Now, when I say "not owning one," this needs to explained.  The last home we rented actually came with a microwave, so we did have one for about two years.  Although, when I reminded Erik of this, he didn't remember having one at all.  That is because it was such a waste of an appliance for us.  We've lived very nicely without one for a very long time.  It has just been recently that I thought maybe Erik might like one to re-heat leftovers when he works late, and maybe I could use it to melt butter in too.

The buying of it was pretty anti-climactic.  My friend was getting a new one, I said how much do you want for your old one, she said, $20, and it was mine.  When I told her we had never owned one before, she immediately said, "What, how do you eat corn dogs!?"  She was serious too.  So, I think today I will address many of the questions and comments we've received during the course of our no microwave marriage.

1.  How do you eat corn dogs?

I don't.  There was that one time that Erik bought them for the kids, but he put them in the oven.  Besides corn dogs are gross.

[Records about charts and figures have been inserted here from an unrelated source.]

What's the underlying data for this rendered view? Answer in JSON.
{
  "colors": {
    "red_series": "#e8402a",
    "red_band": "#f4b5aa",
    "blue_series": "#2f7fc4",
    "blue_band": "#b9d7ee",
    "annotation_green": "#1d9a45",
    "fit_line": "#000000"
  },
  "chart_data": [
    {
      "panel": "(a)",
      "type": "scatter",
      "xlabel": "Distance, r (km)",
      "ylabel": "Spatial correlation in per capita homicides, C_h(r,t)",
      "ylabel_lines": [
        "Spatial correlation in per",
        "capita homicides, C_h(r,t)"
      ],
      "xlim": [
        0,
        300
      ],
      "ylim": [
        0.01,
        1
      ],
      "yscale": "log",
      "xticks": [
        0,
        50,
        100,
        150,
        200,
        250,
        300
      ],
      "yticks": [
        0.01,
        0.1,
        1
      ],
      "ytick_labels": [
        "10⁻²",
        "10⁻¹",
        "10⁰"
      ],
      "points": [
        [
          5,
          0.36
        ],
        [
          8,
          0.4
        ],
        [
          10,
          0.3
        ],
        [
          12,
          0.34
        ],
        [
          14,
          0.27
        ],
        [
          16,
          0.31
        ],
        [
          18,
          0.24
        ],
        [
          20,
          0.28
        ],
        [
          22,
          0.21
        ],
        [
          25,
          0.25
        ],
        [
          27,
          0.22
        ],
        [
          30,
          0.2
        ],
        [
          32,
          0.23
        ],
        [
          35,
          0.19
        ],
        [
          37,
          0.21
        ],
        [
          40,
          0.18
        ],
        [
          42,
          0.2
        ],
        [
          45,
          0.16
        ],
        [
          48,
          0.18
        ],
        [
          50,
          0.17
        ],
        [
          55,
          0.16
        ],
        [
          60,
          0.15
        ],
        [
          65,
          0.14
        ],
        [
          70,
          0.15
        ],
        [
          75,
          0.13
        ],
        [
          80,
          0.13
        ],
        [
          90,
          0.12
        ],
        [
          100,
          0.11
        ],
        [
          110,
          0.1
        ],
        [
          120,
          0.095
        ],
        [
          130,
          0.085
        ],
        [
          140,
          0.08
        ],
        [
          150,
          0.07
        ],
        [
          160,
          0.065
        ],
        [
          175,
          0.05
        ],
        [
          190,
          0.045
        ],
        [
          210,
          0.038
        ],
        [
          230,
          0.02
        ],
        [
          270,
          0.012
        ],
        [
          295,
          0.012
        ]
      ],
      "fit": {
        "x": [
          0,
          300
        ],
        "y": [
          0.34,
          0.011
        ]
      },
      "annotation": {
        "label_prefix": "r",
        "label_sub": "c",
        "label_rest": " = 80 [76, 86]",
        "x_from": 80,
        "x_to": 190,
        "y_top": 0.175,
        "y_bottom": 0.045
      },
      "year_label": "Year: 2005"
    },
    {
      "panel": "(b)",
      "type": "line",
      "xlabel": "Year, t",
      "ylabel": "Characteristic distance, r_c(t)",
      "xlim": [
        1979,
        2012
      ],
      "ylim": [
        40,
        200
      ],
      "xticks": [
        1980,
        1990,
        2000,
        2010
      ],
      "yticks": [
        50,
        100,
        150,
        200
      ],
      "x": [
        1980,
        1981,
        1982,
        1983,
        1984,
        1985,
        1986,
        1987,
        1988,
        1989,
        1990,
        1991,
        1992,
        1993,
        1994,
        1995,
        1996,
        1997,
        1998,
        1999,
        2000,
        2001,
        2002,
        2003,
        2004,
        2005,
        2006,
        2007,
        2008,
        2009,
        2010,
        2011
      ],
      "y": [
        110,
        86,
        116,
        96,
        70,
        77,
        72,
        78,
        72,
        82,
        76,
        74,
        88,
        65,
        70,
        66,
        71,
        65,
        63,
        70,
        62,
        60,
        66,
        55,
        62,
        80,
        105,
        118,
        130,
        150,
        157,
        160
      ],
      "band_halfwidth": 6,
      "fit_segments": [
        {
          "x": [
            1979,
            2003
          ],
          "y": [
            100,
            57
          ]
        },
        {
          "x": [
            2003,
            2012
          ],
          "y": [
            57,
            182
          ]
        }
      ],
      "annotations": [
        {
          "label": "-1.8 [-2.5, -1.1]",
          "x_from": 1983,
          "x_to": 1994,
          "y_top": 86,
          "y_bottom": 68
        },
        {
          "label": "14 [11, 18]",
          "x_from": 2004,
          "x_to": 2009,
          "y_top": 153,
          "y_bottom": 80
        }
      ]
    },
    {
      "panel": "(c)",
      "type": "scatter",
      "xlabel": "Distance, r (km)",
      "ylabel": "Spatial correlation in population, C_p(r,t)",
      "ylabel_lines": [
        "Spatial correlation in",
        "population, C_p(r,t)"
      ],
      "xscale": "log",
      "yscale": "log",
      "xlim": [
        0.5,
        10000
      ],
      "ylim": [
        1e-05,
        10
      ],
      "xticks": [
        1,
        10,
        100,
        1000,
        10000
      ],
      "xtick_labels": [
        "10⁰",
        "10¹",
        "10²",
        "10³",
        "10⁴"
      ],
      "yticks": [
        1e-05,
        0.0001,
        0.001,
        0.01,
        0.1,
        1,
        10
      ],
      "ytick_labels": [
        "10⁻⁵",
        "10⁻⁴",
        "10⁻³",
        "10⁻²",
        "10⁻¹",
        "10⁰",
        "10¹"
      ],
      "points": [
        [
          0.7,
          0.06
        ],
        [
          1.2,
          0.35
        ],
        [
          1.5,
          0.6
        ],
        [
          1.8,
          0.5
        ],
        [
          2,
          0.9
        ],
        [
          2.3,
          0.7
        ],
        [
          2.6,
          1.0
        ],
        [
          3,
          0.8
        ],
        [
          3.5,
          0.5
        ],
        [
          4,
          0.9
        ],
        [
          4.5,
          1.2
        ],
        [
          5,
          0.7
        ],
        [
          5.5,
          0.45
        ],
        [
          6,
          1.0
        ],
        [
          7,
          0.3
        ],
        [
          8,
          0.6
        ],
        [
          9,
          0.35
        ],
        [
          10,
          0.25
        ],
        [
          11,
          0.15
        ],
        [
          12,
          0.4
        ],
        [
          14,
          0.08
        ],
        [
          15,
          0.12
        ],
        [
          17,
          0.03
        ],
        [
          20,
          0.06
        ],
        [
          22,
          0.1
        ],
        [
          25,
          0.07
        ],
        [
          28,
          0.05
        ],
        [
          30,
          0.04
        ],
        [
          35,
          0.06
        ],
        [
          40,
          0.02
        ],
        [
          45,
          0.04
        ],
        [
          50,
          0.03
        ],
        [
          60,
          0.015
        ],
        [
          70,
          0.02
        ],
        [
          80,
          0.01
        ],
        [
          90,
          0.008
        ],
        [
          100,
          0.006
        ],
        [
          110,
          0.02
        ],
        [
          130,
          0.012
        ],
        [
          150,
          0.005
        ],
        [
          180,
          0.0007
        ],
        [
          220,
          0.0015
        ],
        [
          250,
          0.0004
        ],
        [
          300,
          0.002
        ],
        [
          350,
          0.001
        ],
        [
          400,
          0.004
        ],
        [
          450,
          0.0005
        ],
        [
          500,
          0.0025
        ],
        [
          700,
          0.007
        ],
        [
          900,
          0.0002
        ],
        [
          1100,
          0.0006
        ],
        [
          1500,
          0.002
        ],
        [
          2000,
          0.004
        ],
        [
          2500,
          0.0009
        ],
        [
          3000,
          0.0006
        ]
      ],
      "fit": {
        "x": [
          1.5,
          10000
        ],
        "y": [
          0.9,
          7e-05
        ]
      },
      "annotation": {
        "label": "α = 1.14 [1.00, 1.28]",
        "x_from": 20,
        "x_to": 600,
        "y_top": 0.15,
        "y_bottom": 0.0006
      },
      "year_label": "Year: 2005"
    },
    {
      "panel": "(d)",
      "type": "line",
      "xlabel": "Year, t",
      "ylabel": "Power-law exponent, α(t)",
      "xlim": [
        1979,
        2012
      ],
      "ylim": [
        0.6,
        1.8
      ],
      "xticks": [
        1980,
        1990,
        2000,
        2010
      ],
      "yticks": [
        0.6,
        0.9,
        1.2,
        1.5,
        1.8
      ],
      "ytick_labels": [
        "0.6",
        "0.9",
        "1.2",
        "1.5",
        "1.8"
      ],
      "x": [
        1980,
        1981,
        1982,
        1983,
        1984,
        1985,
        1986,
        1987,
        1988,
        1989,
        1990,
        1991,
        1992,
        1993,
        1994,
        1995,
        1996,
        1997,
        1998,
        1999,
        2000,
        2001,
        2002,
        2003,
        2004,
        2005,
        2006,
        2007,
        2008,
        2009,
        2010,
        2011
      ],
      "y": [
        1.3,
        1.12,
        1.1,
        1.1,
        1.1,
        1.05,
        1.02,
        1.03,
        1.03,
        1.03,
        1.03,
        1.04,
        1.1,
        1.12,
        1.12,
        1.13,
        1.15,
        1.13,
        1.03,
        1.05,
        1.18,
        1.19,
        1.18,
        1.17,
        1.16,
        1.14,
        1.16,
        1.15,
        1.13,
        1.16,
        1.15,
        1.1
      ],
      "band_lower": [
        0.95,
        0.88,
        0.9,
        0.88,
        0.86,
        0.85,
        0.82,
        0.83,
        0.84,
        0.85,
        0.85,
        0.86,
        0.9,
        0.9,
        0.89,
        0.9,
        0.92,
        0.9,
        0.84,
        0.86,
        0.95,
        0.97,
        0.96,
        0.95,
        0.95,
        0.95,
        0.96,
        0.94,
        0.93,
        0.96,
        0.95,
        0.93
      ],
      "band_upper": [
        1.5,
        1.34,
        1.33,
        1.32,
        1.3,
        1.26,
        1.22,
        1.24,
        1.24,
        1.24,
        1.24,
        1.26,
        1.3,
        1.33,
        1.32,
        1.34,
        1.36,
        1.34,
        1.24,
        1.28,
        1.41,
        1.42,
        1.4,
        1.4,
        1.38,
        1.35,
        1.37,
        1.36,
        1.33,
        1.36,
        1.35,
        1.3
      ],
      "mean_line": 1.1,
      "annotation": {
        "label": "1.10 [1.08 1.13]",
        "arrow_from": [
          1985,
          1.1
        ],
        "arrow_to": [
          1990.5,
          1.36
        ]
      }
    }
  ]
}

2.  How do you eat popcorn?

Air popper.  It tastes better too than that lame-o microwavable stuff.

3.  How do you boil water?

It's called a tea kettle.  Works really fast.

4.  This Tupperware is awesome!  It allows you to cook eggs in the microwave in just minutes!

Ever tried a pan on a stove?  It also allows you to cook eggs in minutes too!

5.  How do you eat leftovers?

It does take awhile.  I don't really like leftovers, so it's not that big of an issue for me.  I heat them up in the oven or in a pot on the stove.

6.  How do your kids eat?

With forks and spoons. Charlie still tends to use his hands quite a bit.  Seriously, though, I don't get what owning a microwave has to do with feeding your children.

7.  How do you survive?!?!!!!!!

Very nicely, thank you.  We've had the microwave for a few weeks and hardly used it.  Every time we do use it, we feel like cavemen.  It's so foreign to us.  We're not really sure what buttons to push, so we just keep hitting stuff until it goes on.  Then we move as far away from it as possible as to avoid looking directly into it's devil light and being blinded forever.

8.  Why are you anti-microwave?

I'm not anti-microwave.  I just think food tastes better when it's not cooked in a microwave.  That's it.  Maybe it's all in my head, but I don't care.

Oh and just in case you thought to have missed something.  NO, I have not had the baby yet.  YES, I'm over a week past my due date now.